For the past week everybody everywhere has been wondering about Devin Nunes’ secret intelligence source at the White House, Stephen Colbert said at the top of Thursday night’s Late Show. “Nunes has refused to reveal who it was, out of concern that if his source was exposed, he’ll haves to come up with a new reason to cancel all the Russia hearings.”
Earlier in the day, the New York Times revealed the people who met with Nunes were Ezra Cohen-Watnick, senior director for intelligence at the National Security Council and Michael Ellis, a lawyer who had worked on national security issues at the White House.
“The rest of the story hasn’t changed,”Colbert said. “It was legal wiretaps of foreign officials who were apparently talking to Trump people. We still don’t know what they were talking about, or if or if Trump’s campaign colluded with Vladimir Putin.
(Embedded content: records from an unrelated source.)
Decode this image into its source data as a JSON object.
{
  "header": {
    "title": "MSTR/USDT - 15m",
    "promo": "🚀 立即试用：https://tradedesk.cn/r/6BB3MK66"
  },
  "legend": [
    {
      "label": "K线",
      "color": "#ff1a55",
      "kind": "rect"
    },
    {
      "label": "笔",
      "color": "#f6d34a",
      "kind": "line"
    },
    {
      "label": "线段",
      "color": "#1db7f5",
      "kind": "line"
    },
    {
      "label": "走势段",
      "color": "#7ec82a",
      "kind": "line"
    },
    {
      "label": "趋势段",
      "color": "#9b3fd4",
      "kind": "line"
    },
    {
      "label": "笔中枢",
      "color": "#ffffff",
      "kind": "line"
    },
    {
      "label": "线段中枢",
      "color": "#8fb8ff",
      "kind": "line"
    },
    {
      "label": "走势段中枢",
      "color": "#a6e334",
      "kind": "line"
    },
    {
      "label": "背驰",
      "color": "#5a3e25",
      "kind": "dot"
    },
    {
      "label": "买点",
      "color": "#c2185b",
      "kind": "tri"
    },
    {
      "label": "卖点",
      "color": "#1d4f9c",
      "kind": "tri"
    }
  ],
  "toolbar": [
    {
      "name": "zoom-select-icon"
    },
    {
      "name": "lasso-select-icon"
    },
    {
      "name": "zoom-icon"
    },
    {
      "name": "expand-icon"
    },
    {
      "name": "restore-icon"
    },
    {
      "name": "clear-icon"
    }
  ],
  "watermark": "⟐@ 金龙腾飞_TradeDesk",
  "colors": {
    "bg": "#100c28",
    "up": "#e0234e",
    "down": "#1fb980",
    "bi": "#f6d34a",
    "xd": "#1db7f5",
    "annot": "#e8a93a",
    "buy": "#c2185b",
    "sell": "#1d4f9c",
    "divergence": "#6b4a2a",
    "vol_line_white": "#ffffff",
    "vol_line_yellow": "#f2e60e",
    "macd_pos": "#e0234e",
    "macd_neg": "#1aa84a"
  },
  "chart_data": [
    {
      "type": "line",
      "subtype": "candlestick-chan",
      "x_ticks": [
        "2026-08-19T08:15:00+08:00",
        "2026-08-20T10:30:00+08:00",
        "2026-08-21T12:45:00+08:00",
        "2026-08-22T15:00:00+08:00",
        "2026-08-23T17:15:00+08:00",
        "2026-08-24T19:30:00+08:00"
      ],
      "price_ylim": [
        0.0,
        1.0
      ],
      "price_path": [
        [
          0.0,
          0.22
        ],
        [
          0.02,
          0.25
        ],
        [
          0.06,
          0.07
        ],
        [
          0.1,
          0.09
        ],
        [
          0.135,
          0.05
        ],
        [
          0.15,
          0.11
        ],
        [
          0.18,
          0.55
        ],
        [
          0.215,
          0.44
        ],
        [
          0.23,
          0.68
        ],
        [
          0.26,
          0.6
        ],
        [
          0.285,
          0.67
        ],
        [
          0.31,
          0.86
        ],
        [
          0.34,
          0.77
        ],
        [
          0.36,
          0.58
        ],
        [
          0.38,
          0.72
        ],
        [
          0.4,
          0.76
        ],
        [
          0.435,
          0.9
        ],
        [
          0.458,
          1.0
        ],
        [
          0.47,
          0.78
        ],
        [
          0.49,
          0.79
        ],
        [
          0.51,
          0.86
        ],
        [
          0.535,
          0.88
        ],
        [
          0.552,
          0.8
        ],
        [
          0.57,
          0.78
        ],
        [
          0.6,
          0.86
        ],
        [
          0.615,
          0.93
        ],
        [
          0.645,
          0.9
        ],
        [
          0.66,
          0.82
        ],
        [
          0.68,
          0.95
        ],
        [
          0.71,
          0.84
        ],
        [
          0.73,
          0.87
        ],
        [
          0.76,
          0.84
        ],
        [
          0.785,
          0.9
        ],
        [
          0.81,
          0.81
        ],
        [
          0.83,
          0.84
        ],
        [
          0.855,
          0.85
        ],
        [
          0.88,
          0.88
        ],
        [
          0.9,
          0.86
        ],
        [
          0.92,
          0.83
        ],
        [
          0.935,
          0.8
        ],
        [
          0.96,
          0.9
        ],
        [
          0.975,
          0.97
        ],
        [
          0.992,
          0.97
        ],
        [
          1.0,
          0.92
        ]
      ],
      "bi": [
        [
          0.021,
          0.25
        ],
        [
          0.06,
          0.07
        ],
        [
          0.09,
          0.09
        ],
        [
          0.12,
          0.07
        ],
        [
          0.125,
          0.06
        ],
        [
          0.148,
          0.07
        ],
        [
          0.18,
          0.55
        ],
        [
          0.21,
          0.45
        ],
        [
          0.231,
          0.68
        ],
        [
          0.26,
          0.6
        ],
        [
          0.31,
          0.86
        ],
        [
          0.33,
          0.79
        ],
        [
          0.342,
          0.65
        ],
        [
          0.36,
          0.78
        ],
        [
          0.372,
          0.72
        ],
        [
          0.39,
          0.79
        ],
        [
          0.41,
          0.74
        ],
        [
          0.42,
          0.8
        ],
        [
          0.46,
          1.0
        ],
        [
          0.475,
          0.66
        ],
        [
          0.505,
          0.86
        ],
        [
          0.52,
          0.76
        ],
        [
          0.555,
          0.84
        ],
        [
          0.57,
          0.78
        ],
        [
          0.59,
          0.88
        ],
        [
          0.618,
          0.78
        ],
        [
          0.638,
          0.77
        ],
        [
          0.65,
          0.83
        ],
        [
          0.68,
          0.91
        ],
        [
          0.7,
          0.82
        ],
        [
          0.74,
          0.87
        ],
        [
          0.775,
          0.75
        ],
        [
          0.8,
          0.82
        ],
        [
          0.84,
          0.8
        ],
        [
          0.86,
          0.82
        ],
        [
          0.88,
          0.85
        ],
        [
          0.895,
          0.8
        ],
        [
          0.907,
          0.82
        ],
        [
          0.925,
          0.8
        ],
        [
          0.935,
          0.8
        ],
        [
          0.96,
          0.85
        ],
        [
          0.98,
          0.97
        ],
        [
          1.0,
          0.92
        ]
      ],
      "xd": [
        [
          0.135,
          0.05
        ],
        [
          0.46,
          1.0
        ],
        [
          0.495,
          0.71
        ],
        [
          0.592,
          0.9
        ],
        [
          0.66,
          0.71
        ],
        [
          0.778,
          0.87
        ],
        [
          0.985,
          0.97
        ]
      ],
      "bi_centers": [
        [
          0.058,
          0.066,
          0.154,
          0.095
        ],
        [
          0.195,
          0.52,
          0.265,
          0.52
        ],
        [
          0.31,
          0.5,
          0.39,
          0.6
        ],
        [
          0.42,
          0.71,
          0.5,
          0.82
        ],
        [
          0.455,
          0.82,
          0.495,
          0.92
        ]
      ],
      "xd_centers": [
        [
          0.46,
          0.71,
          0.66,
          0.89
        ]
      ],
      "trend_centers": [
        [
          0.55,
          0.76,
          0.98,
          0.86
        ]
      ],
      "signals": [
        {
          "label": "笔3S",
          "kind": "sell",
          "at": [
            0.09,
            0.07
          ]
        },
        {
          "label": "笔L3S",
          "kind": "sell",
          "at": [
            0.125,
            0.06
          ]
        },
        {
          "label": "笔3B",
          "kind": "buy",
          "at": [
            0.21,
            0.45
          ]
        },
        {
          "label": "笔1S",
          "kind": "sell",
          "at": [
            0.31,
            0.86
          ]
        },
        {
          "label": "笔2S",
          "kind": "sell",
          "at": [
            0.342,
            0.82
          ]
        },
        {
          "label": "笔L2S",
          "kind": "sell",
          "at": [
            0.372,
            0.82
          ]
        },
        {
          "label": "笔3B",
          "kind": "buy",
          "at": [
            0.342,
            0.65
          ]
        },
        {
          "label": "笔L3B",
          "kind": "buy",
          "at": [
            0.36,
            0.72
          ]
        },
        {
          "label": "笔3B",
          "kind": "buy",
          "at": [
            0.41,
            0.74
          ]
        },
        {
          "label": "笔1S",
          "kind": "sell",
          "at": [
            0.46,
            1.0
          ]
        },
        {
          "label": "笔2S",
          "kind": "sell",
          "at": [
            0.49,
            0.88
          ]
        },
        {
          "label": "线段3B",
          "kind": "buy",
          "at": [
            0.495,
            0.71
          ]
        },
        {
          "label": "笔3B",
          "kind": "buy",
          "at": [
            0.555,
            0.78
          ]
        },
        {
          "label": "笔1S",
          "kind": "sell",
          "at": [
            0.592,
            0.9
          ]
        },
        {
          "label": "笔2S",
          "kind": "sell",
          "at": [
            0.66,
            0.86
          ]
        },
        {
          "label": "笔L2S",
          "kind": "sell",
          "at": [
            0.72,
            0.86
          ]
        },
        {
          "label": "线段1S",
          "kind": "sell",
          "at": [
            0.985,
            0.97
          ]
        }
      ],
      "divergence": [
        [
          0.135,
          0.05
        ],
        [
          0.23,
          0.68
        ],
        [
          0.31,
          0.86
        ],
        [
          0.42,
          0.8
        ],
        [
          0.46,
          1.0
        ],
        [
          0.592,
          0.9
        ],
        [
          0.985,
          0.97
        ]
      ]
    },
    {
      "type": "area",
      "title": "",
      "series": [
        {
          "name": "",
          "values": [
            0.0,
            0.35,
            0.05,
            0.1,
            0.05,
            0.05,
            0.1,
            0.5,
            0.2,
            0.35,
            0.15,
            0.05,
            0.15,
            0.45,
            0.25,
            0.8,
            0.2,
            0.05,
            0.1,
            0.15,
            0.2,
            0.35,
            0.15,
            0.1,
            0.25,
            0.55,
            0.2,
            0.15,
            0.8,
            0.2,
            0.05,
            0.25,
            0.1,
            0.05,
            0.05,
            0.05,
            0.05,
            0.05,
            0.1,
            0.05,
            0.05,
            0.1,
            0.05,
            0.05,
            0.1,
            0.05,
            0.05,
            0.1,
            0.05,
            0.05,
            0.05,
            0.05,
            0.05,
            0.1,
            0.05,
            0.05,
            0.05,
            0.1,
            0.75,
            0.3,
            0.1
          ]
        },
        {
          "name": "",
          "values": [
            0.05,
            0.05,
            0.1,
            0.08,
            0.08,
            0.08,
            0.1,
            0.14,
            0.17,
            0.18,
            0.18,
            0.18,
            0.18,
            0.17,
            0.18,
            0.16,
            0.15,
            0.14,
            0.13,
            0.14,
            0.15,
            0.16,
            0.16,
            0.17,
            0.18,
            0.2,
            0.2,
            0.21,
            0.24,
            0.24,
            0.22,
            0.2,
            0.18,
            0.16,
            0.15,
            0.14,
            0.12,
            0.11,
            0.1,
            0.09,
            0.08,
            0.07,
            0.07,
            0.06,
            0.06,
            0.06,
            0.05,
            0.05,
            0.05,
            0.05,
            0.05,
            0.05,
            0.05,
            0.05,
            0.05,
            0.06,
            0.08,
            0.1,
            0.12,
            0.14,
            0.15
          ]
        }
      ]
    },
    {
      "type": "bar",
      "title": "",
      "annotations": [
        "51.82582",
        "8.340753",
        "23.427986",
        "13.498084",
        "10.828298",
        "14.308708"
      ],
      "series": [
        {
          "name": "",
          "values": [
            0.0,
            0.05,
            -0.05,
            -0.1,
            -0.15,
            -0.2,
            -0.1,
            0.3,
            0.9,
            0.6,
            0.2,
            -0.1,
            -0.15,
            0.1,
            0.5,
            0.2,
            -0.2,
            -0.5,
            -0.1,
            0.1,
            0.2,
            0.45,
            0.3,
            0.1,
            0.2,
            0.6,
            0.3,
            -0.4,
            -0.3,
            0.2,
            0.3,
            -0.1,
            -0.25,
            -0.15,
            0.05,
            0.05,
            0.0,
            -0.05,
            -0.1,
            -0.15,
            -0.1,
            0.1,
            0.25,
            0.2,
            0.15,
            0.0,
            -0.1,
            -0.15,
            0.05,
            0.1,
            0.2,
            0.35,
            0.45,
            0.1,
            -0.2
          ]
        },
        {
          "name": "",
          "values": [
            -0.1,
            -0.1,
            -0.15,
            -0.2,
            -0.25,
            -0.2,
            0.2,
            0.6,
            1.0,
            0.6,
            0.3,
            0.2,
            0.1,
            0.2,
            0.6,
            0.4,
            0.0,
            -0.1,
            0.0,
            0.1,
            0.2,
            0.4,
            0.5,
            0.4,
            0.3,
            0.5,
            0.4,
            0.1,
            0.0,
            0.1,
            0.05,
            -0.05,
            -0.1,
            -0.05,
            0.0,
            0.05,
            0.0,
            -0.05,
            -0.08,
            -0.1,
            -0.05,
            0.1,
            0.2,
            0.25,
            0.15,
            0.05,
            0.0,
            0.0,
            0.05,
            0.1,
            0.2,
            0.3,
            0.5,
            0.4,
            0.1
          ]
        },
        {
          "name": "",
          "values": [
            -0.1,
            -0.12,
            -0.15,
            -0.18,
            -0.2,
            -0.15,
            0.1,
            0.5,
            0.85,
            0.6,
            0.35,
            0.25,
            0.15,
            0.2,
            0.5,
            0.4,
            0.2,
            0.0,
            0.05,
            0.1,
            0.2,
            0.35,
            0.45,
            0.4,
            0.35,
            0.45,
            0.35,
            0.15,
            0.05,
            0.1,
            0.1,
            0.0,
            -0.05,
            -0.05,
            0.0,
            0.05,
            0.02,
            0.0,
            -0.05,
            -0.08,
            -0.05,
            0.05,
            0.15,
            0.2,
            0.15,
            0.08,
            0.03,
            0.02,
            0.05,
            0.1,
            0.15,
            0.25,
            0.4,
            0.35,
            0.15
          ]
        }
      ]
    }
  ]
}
CNBC tried to get answer straight from the horses mouth, asking Russian ruler Vladimir Putin if he tried to influence the outcome of the US presidential election. Putin made a reference to Ronald Reagan having told the American people, when asked about raising taxes, “Read my lips: No.”
Actually, it was George H.W. Bush who said the “Read my lips no new taxes” gag – and then raised taxes – but, whatever. Anyway, Colbert noted the error, adding, “It’s the reason Vlad lost Jeopardy’s War Criminals Week.
“Speaking of Donald Trump’s loved ones,” Colbert segued, “yesterday it was announced Ivanka Trump will become a federal employee in the White House, serving as the president’s eyes and ears. No word yet on who will be operating his brain.
Colbert noted that Ivanka will be Trump’s assistant, son-in-law Jared Kushner is his senior adviser, and he’s “put Eric and Donald Jr. in charge of the National Hair Gel Reserve.”
Taking a break from Trump, Colbert turned his attention to Mike Pence. WaPo profiled Veep who, turns out, never eats a meal with a woman other than his wife. That can only mean that Pence is so out of control he has to be monitored by his wife at all times. “One Amstel Light and he’s humping the bread baskets,” Colbert remarked.
Pence also won’t attend events featuring alcohol without his wife by his side.
“He is so naughty, if you left him along with a bottle of whiskey he might try to have sex with it,” Colbert warned.